You know meter and form? Basically the physical characteristics different styles of piece - rhyme schemes, how some lines are repeated in some forms (e.g. refrains), number of syllables per line... there's a whole, like, science of how syllables combine, how they can be stressed or unstressed, long or short; there can be a long-short combo (a trochee) or a short-long combo (an iamb), and sequences of these combinations and so forth. Lines of verse can be analyzed by a system of scansion. I did a bit of that in school.

So as I'm seeing some poets using some forms that are interesting to me, I'm wanting to give them a try.

One form I've been intrigued by is the villanelle. 

Not only does the villanelle have a killer name, it also packs a powerful punch. Lines are repeated over and over... Well... Rather than telling you, I'll just show you. I bet you've heard this one.

"Do not go gentle into that good night" by Dylan Thomas

Do not go gentle into that good night,

Old age should burn and rave at close of day;
Rage, rage against the dying of the light.

Though wise men at their end know dark is right,
Because their words had forked no lightning they
Do not go gentle into that good night.

Good men, the last wave by, crying how bright
Their frail deeds might have danced in a green bay,
Rage, rage against the dying of the light.

Wild men who caught and sang the sun in flight,
And learn, too late, they grieved it on its way,
Do not go gentle into that good night.

Grave men, near death, who see with blinding sight
Blind eyes could blaze like meteors and be gay,
Rage, rage against the dying of the light.

And you, my father, there on the sad height,
Curse, bless, me now with your fierce tears, I pray.
Do not go gentle into that good night.
Rage, rage against the dying of the light.

See what I mean by packing a punch? Haha wow. 

Dylan Thomas is a pretty tough act to follow, but hey, if you can get him for an opening act, you're doing alright. Unless he's drunk.

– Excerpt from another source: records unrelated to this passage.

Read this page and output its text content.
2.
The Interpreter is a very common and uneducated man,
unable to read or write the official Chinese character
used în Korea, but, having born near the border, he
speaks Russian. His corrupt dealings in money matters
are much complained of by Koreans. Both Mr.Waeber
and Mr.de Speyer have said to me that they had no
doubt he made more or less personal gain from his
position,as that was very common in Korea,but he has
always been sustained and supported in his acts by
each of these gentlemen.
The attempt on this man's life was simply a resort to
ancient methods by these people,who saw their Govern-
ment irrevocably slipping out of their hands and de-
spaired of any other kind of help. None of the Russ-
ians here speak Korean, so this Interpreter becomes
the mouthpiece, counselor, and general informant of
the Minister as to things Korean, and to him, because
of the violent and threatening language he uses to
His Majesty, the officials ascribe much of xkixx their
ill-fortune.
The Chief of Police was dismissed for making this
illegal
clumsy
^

And so. Without further ado. Here's my first villanelle:

"Birds forget to listen from singing so" 

Birds forget to listen from singing so.
Say what sage lesson we may take from these.
I’ll try to hear… and to learn what you know.

In one and out the other often go
Tales told as we busily shoot the breeze.
Birds forget to listen from singing so.

Fox bides until proud Rooster starts to crow,
Steals in and eats the little chickadees.
I’ll try to hear… and to learn what you know.

Try talking to Wind, once he’s set to blow;
Might as well take shelter and hold your peace.
Birds forget to listen from singing so.

Entrust a friend; don’t bother sharing though,
‘Til all spillings of her own secrets cease.
I’ll try to hear… and to learn what you know.

Let’s heed until we hear the rising dough,
The sprouting seed, the growing wooly fleece!
I’ll try to hear… and to learn what you know.
Birds forget to listen from singing so.

1 comment:

  1. I think anyone who has an ounce of creativity in their soul has the tendency to be hard on themselves. I know I am, probably way too hard. And everyone has that little green monster inside. It just makes you human. We all have to just keep at it and do our best. Sometimes you will get magical results, and other times you will fall flat. That is life.